Requiem pour qui, pourquoi ? Pour le bicentenaire de la naissance de Verdi ? Pour la fin d’une saison douce-amère à l’Opéra de Paris ? Ou pour le chant verdien que certains prennent un malin plaisir à dire moribond et auxquels les solistes à l’affiche ce soir offrent un vibrant démenti ? Chacun dans sa catégorie plutôt que réunis d’ailleurs. Appariées, les voix se contrarient quand séparées, au contraire, elles sont sources de multiples satisfactions.

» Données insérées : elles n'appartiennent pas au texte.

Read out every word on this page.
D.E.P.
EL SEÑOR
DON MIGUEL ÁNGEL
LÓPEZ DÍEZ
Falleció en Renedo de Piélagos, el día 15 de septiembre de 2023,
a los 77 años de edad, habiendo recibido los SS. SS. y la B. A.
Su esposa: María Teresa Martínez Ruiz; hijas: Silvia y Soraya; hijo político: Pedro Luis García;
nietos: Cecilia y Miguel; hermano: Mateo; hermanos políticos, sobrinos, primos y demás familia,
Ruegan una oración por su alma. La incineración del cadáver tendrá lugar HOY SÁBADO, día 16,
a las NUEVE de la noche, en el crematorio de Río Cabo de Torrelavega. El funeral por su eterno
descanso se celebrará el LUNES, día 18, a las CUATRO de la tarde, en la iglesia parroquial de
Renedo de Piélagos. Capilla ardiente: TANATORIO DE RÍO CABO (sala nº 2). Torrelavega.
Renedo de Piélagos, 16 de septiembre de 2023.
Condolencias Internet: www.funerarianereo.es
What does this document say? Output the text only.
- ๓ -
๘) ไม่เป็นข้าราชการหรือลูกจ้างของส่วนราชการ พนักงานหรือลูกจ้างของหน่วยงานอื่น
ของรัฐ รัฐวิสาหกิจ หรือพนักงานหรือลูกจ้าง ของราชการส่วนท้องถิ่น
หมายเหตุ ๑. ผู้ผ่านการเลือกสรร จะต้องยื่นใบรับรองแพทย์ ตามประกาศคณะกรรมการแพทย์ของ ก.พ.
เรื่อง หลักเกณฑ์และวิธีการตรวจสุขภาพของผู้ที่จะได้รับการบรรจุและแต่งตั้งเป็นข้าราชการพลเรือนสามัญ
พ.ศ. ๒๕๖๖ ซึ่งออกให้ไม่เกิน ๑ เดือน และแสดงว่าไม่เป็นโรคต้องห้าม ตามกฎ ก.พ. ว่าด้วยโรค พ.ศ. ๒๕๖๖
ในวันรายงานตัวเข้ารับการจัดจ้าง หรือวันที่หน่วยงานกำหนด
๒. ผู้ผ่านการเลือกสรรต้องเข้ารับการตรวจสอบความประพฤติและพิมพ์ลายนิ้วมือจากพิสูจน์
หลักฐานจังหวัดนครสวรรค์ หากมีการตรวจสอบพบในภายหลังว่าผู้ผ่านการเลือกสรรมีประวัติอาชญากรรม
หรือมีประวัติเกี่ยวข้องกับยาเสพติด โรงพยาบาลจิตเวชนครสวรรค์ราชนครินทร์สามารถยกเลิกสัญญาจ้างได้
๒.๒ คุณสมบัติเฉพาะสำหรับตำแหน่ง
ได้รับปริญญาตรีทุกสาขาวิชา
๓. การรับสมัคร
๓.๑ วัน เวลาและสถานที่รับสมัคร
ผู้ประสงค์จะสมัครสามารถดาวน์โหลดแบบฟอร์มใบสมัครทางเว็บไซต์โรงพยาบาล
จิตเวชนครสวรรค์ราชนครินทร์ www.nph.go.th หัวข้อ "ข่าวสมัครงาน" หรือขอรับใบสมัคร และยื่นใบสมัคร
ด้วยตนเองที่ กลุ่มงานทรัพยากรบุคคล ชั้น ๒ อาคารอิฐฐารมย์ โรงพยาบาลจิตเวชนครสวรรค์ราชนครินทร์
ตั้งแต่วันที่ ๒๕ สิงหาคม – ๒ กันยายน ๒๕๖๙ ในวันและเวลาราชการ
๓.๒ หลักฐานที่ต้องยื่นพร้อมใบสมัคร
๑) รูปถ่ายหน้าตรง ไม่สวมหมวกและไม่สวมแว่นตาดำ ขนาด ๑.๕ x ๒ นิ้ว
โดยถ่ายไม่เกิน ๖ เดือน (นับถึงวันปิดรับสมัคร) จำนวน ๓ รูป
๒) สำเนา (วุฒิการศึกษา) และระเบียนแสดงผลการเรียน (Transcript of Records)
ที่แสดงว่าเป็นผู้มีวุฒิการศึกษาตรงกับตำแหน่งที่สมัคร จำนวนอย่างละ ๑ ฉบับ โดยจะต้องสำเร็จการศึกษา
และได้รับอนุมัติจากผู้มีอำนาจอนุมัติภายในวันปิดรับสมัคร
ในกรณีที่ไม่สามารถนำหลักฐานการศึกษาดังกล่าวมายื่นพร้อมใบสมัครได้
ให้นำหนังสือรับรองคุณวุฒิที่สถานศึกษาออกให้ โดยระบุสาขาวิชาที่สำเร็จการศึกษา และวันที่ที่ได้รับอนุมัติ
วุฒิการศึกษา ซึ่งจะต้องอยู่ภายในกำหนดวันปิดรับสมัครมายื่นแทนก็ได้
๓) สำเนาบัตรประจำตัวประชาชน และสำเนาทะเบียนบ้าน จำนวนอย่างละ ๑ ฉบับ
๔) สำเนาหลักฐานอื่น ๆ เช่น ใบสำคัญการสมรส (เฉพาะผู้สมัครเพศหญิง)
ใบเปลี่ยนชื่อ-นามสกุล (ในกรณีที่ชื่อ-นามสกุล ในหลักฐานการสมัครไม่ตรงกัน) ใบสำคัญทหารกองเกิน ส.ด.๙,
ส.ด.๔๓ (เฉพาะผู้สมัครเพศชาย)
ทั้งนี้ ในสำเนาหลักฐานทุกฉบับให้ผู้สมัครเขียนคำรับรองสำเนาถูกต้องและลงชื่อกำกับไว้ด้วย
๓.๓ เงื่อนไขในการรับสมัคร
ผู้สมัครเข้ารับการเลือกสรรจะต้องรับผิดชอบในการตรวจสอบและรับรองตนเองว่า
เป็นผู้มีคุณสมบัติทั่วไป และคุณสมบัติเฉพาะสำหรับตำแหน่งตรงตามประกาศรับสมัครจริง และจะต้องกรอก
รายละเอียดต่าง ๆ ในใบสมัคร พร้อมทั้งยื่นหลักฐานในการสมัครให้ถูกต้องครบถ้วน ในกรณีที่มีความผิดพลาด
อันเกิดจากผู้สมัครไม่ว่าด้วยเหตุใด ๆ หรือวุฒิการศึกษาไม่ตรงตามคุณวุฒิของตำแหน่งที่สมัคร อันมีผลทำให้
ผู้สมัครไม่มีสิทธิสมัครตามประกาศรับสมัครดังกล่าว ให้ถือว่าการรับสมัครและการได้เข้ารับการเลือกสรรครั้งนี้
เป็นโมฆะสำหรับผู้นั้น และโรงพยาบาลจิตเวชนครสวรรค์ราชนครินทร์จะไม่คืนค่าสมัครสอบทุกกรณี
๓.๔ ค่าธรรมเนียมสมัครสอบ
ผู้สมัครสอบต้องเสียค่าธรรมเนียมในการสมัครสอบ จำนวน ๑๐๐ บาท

Ildar Abdrazakov avait déjà montré à Paris il y a quelques semaines le Philippe II qu’il savait être. Il propose ici un chant sculpté dans la même matière. Ni pierre, ni métal mais glaise pétrie d’intentions, nourrie d’humanité. Ses « Mors stupebit » ne sont pas sentences mais supplications, son « Confutatis » bien moins malédiction que supplication. Le ton reste noble, l’étoffe royale. Violeta Urmana renoue avec une tessiture de mezzo-soprano qu’elle n’aurait jamais dû abandonner si l’on en croit l’équilibre des registres, le medium généreux, l’aigu certain puisqu’il n’est ni trop haut, ni trop sollicité. Kristin Lewis trouve elle aussi une partition à la dimension d’un chant qui ne semble jamais mieux s’épanouir que dans le Verdi de la maturité. Sa Leonora du Trouvère avait déçu, son Aida ébloui. C’est la seconde que dévoilent ces notes fuselées dont la lumière rappelle celle du Nil. A l’image de Leontyne Price, avec laquelle elle ne partage pas que le velours, les ressources du medium rachètent un grave plus artificiel. Surtout le tracé est droit, le souffle long, la ligne pure. Des quatre chanteurs, Piotr Beczala semble le plus tendu, au bord du précipice lors d’un Ingemisco qui n’en parait que moins artificiel. Reste pour qui le connaît d’abord au disque (on pense à son dernier récital Verdi), la surprise de découvrir un chant dont la plastique n’exclut ni les nuances, ni la sobriété.
Du Chœur de l’Opéra national de Paris, on était convaincu qu’il offrirait le meilleur et c’est lui qui nous comble le moins. La masse est impressionnante mais on voudrait certaines attaques mieux tranchées et dans les fugues, le discours moins confus.
Philippe Jordan aborde Verdi comme Wagner, sans effet de manche mais avec une logique implacable qui n’exclut pas les sensations fortes. Si les premiers coups du Dies Irae n’ébranlent pas autant que d’autres fois, c’est pour que les suivants marquent davantage. Les amateurs de contrastes trouveront à redire. Ceux qui apprécient une lecture plus intérieure seront comblés. L’orchestre trébuche parfois, à l’exemple d’une des trompettes, pourtant judicieusement placées dans les loges du balcon sur le côté, qui rate son entrée. Mais le résultat demeure de haute volée. C’est debout que le public salue une interprétation qui ne veut pas tant réveiller les morts que leur rendre hommage. Verdi, lorsqu’il décida de composer un requiem à la gloire d’Alessandro Manzoni, n’avait pas d’autres intentions.